I dirigenti hanno l’obbligo di comunicare i propri dati reddituali alle amministrazioni; è stata
infatti dichiarata costituzionalmente illegittima la disposizione che prevede l’obbligo della
pubblicazione di tali dati per tutti i dirigenti, ma non la previsione dell’obbligo di
comunicazione alle proprie amministrazioni. Sono queste le indicazioni di maggiore rilievo
dettate dalla sentenza della quinta sezione del Consiglio di Stato n. 267/2025.
Leggiamo che “la sentenza della Corte costituzionale n. 20 del 2019 ha dichiarato
l’illegittimità costituzionale dell’art. 14, comma 1-bis, del decreto legislativo 14 marzo 2013,
n. 33 (Riordino della disciplina riguardante il diritto di accesso civico e gli obblighi di
pubblicità, trasparenza e diffusione di informazioni da parte delle pubbliche
amministrazioni), nella parte in cui prevedeva che le pubbliche amministrazioni dovessero
pubblicare i dati di cui all’art. 14, comma 1, lettera f), dello stesso decreto legislativo
«anche per tutti i titolari di incarichi dirigenziali, a qualsiasi titolo conferiti, ivi inclusi quelli
conferiti discrezionalmente dall’organo di indirizzo politico senza procedure pubbliche di
selezione, anziché solo per i titolari degli incarichi dirigenziali previsti dall’art. 19, commi 3
e 4, del decreto legislativo 30 marzo 2001, n. 165. La Corte, pertanto, non ha ritenuto
illegittima la previsione dell’obbligo di comunicare la situazione patrimoniale del dirigente
(anche se non sia stato nominato per uno degli incarichi di cui all’art. 19, commi 3 e 4, del
d.lgs. n. 165 del 2001), limitandosi a colpire l’imposizione dell’obbligo di pubblicazione
indiscriminata dei dati reddituali e patrimoniali per tutti i titolari di incarichi dirigenziali,
ritenuto non conforme al principio di ragionevolezza e di proporzionalità.
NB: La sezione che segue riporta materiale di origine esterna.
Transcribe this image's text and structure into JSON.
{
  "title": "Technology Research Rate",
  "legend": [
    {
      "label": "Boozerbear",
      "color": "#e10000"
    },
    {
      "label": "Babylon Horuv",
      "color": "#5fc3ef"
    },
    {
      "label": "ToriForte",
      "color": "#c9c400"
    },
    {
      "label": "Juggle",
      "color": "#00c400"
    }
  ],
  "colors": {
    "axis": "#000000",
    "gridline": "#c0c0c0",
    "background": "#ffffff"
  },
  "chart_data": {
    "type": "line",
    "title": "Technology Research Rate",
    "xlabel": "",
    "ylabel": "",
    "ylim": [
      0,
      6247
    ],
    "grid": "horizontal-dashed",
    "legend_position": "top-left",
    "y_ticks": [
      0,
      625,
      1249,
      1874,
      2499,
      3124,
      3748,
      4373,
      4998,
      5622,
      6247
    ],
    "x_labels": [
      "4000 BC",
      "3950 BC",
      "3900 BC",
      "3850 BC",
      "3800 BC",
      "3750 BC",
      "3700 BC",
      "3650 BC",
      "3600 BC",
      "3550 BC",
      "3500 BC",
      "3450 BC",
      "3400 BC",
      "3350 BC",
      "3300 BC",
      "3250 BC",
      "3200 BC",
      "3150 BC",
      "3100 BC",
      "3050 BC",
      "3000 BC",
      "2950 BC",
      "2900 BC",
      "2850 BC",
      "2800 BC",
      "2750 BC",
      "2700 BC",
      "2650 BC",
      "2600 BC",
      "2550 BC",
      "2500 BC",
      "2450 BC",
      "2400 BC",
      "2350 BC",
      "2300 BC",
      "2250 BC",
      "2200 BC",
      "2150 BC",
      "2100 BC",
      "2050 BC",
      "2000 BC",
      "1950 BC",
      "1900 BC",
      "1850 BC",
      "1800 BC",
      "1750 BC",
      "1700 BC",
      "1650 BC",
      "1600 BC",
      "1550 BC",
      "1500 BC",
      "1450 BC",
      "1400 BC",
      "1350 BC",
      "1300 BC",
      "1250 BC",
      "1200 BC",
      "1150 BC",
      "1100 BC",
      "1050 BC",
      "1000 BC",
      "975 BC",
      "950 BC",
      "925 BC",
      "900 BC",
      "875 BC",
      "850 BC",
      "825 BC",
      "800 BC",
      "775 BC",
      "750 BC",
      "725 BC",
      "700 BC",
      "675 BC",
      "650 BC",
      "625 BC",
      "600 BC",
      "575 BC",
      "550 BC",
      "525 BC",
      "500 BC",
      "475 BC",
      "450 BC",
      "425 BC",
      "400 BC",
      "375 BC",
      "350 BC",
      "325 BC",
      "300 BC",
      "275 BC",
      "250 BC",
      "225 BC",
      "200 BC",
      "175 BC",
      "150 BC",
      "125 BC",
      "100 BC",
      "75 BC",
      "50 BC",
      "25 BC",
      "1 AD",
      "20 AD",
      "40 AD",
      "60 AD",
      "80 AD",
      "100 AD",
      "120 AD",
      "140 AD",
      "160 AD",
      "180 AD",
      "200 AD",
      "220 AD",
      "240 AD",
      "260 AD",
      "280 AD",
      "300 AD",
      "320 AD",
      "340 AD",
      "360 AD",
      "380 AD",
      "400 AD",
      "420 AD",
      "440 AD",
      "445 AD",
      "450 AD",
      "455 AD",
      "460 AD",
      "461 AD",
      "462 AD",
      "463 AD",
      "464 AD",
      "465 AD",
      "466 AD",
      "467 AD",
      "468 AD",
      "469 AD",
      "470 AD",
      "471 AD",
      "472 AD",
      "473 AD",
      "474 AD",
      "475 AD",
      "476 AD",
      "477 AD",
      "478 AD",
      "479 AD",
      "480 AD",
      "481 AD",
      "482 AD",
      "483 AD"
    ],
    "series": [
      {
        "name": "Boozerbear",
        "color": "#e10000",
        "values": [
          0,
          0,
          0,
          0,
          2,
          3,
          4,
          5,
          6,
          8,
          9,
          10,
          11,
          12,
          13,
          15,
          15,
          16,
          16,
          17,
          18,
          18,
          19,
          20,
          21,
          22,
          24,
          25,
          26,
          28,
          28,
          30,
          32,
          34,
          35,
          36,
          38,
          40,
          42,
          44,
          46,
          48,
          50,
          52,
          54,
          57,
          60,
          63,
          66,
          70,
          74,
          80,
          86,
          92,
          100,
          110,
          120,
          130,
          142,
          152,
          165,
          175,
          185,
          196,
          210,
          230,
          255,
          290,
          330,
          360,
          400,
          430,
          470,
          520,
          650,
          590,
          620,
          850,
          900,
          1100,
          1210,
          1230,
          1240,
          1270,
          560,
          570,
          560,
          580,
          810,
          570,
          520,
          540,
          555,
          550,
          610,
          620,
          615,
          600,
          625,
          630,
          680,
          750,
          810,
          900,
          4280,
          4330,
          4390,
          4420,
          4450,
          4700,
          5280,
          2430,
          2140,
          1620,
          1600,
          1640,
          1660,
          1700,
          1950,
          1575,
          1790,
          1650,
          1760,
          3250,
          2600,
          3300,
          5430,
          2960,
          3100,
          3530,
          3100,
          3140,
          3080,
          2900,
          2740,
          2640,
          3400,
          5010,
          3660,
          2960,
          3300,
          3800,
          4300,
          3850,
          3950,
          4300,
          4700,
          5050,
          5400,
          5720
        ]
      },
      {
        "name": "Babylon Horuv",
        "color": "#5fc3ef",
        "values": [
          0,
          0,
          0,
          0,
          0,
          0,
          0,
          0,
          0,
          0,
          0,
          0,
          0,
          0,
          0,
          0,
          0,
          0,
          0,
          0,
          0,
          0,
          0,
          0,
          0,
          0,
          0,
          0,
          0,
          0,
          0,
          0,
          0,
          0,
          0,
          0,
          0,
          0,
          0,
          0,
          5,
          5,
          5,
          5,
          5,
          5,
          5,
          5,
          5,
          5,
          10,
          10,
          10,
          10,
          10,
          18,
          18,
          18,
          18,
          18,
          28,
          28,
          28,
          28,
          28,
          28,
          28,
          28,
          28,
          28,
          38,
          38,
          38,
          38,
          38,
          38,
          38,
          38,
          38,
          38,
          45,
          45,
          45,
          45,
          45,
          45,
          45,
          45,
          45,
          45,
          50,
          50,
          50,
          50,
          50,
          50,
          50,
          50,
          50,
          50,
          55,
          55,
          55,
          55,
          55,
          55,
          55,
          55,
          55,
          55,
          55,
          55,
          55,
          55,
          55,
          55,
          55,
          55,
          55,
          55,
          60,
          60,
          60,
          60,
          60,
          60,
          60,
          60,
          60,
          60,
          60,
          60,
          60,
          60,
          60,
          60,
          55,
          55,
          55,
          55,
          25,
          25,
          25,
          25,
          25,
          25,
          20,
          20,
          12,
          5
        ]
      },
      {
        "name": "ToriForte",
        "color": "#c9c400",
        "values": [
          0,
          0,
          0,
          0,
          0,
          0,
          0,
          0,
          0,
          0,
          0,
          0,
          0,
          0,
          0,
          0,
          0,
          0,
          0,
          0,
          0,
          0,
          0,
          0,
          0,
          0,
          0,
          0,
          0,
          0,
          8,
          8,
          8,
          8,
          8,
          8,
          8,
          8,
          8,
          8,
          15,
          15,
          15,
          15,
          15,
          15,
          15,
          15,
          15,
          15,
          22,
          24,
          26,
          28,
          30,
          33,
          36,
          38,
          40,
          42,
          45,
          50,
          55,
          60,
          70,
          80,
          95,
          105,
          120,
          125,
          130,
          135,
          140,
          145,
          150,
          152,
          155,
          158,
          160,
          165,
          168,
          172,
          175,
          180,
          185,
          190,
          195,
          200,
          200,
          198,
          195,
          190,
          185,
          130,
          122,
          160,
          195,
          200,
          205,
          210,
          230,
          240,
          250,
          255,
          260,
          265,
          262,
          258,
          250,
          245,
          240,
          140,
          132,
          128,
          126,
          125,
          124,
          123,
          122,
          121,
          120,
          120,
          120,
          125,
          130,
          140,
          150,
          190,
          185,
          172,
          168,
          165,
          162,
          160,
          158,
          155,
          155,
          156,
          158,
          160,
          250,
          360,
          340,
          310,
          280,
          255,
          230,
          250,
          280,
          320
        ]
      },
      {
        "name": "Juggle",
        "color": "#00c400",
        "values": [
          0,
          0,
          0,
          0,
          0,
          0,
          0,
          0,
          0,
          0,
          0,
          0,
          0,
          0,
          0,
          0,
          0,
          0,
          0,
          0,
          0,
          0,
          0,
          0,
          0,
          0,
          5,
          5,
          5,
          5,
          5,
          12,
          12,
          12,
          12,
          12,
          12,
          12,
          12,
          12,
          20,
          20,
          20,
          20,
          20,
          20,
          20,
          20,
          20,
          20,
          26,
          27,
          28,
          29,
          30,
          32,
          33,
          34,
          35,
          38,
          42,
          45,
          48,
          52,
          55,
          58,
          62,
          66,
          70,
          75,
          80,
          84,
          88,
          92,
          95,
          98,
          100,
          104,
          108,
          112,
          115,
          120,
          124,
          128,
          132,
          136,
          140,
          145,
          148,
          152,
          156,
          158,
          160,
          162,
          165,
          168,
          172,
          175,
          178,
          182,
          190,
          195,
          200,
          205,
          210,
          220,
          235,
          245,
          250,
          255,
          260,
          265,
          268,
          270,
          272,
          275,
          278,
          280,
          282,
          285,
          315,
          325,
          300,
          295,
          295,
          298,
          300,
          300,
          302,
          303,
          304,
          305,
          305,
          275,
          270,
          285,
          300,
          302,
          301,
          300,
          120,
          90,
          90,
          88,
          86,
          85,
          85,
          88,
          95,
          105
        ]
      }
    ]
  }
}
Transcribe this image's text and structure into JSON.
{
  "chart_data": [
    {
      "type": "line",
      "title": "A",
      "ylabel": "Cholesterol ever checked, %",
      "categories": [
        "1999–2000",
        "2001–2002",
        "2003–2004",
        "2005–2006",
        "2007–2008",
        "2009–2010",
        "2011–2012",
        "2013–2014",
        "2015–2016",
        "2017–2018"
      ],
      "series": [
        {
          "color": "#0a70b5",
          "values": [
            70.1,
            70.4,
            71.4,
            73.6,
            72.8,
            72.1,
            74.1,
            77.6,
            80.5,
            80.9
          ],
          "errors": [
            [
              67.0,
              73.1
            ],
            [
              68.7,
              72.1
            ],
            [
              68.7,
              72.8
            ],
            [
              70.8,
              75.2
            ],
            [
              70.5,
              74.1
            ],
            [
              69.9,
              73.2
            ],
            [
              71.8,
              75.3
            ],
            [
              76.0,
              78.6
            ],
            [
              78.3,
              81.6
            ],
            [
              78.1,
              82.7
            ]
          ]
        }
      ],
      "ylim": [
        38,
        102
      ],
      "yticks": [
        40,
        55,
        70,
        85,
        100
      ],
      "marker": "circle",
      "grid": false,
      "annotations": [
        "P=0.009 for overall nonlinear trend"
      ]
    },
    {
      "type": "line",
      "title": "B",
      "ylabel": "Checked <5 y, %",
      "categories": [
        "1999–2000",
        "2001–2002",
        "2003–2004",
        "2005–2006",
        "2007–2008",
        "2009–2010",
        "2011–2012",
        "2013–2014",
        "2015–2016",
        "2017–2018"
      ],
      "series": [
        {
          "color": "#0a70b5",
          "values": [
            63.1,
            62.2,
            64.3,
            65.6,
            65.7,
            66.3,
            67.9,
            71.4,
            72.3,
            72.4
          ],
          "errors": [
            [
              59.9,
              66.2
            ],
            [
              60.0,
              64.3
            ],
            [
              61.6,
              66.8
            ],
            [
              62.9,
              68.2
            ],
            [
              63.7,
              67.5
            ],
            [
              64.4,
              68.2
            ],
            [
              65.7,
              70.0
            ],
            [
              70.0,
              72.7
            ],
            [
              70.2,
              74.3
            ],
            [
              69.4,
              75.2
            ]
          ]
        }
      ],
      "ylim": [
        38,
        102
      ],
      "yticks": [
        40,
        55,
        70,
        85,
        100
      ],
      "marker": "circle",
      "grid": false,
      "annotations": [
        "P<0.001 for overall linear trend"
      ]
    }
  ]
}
Mentre, con
riguardo agli obblighi di comunicazione dei dati in questione mediante dichiarazioni
personali dei dirigenti, da rinnovare annualmente (e quindi in tutti gli anni di servizio), la
Corte ha espressamente valutato l’obbligo di fornire alle amministrazioni di appartenenza,
con onere di aggiornamento annuale, le informazioni sulla propria situazione reddituale e
patrimoniale”.
Leggiamo infine che è da considerare “ancora vigente l’obbligo di comunicazione dei dati
reddituali e patrimoniali quale si ricava dall’art. 14, comma 1, del d.lgs. n. 33 del 2013, in
via del tutto autonoma dall’art. 14, comma 1-bis del medesimo decreto legislativo
(dichiarato costituzionalmente illegittimo), e dall’articolo 13, comma 3, del regolamento di
cui al decreto del Presidente della Repubblica 16 aprile 2013, n. 62 (richiamato dall’art. 1,
comma 7, lett. a), del decreto-legge 30 dicembre 2019, n. 162, come convertito dalla legge
28 febbraio 2020, n. 8, il quale ha stabilito che resta fermo per tutti i titolari di incarichi
dirigenziali l’obbligo di comunicazione dei dati patrimoniali e reddituali di cui al citato art.
13, comma 3, del codice di comportamento dei dipendenti pubblici). Dichiarazione da
presentare non solo all’atto della assunzione ma da rinnovare di anno in anno. Così come
non può ritenersi una estensione eccessiva (e quindi contraria al principio di
proporzionalità) la previsione secondo cui l’oggetto della suddetta dichiarazione del
dirigente pubblico deve racchiudere anche i redditi percepiti da altre amministrazioni o da
privati, posto che la conoscenza della provenienza dei redditi, e in specie di quelli
provenienti da soggetti diversi dall’amministrazione presso il quale presta servizio il
dirigente (lettera d) e lettera e) dell’art. 14, comma 1 cit.), è pienamente funzionale allo
scopo principale perseguito dalla norma che impone gli obblighi dichiarativi e di
pubblicazione, ossia (come precisato nella citata sentenza della Corte costituzionale) il
contrasto alla corruzione nell’ambito della pubblica amministrazione. Non sussiste
nemmeno il rischio, paventato dall’appellante, circa la possibilità che la mera detenzione
dei dati comunicati dai dirigenti possa sostanzialmente equivalere alla pubblicazione,
quando venga utilizzato lo strumento dell’accesso civico”.